朝食会場 2
葵はリカと食事を取ることにしたようだ。
マサムネが大盛りにしたご飯とおかずを持って戻ってきた。
「いただきます」
手を合わせて飯を食い始めたマサムネを見ていたアキは、梅田教授に言われた言葉を思い出した。
「そう言えば、昨日こっちに合流する前にウメセンから、小松原教授に無茶振りされるかもしれないから気をつけろって言われたよ」
「むぐぅ。はんらって?」
「無理に喋んな。汚い。なんか昔フィールドワーク中に学生が骨折したとか」
お茶を流し込んだマサムネが答えてくれた。
「ああ、それか。知ってるよ。ゼミのOBから聞いてる」
「マジでそんなことあったん?なんか危ない崖を登らせられたとか…」
「いや、実際は違うらしい」
「だよなぁ。教授とそんなに付き合いないけど、危ないことさせるタイプにも思えないし…」
「あれだろ?山ん中の崖の社に写真撮りに行かされた学生の話」
「そうそれ」
「ちょっと待って。先に食っちまう」
マサムネはそう言うと食事のスピードを上げた。
少しして全ての料理を平らげると、お茶を口にした。
「山は山だったんだけど、全然緩やかな山に六人で調査に行ったんだ。登山ルートを登ってるときに、学生のひとりがトイレ行きたくなって。しょうがないから、ちょっと道外れて立ちションしにいったんだけど、そいつが古い神社を見つけたんだ」
「神社?まあ、珍しくはないだろ?」
「でも地図に載っていない神社だったらしい。しかも板がたくさん打ちつけられてたって」
「あれか?もう管理する人がいなくなったってヤツ。ホームレスとか動物が入り込まないようにするって言うよな」
「かもしれないな。
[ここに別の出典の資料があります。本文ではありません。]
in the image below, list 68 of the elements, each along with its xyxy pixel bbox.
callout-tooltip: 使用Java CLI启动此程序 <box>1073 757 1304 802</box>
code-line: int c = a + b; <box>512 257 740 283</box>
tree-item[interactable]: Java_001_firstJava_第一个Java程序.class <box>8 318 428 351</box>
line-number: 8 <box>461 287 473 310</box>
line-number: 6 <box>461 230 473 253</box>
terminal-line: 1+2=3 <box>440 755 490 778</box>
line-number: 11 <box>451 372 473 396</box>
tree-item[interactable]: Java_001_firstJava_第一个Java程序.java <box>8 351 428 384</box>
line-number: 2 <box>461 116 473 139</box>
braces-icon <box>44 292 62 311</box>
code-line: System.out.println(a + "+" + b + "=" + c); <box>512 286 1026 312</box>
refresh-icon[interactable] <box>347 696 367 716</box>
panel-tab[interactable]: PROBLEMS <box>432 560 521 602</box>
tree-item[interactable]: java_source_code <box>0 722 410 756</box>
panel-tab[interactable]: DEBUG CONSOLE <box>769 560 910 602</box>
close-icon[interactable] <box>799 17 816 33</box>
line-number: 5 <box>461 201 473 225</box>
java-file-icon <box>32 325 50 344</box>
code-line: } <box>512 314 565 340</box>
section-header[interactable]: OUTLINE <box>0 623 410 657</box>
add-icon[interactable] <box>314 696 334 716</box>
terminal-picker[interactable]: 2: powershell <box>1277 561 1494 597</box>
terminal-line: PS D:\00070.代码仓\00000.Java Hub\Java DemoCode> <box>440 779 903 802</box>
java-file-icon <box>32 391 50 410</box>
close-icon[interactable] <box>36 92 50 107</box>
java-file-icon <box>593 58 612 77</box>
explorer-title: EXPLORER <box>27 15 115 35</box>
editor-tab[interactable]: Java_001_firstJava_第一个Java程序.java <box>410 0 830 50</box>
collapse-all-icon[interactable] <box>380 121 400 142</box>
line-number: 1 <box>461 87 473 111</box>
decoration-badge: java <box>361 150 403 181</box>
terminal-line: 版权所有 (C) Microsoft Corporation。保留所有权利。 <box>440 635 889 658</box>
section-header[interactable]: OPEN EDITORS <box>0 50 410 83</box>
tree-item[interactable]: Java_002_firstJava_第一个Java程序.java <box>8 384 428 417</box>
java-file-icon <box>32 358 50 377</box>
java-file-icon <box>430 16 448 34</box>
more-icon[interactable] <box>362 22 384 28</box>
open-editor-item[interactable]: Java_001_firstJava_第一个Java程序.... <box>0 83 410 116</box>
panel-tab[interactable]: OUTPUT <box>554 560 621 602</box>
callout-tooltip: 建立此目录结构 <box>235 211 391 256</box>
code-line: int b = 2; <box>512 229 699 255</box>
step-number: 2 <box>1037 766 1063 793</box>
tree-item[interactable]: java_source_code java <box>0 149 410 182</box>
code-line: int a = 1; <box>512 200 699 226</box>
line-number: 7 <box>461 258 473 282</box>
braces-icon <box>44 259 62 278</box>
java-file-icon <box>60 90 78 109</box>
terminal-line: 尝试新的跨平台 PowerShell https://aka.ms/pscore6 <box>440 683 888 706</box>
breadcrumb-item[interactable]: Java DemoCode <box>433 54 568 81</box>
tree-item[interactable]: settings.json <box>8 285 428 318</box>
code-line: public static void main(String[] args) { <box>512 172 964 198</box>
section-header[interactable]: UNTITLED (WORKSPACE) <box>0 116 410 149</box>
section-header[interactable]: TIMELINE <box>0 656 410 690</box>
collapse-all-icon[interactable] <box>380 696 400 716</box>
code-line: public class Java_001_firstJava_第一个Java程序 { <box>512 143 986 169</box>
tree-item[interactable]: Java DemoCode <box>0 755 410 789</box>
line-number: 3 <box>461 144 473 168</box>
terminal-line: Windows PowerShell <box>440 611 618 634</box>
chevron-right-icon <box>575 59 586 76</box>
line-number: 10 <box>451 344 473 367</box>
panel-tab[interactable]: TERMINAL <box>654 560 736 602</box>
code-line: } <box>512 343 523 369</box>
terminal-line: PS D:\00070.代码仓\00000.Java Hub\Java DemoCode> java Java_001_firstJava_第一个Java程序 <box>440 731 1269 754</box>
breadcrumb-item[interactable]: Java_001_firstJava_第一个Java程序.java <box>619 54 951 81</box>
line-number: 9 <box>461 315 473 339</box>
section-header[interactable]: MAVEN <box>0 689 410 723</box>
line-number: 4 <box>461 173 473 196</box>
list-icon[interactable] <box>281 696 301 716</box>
で、元々組んだ予定より遅れてたらしくて、先生はそんな神社いいから先に進もうって言ったんだけど、そいつがその神社を見に行っちゃったんだよ」
「で?」
「OBは先生と一緒にそいつを連れ戻しに行った。そしたらそいつは社の中に顔を突っ込んでた。ところどころ板が剥がれ落ちてたんだ」
「なんか嫌な感じだな…」
「OBがそいつのベルトを引っ張って引き摺り出したら、そいつはちょっとボーッとした後、ゲラゲラ笑って山の中に走って行っちゃった。みんなびっくりして、慌ててそいつを追いかけて、なんとか捕まえたんだ」
「完全にアウトだろ、それ」
「で、そいつが捕まったのは良かったけど、捕まえた方のひとりが途中ですっ転んで骨を折ったんだって」
「結局その神社なんだったんだ?」
「よくわかってないみたいだよ。捕まえるまでに20〜30分くらい掛かって、道からも外れて、下山ルートに出るのも一苦労だったし、怪我人出たから救急車呼んだりで、フィールドワークどころじゃなくなったって」
「そりゃそうか。じゃあ神社もどうなったか、わかんないのか」
「なんか神様の祟りとか、そんなんじゃねえの?OBから最初聞いた時、マジでビビったよ」
「あ、オカルト系?いや、そっちじゃなくてさ…」
マサムネとアキが話していると、葵とリカが来た。
「ムネ、秋人くん、もう8時10分だから、時間無いよ」
「小松原さんに昨日のお礼だけしたいから、後でご挨拶だけさせてもらっても良い?」
アキは頷いて三人の顔を見渡した。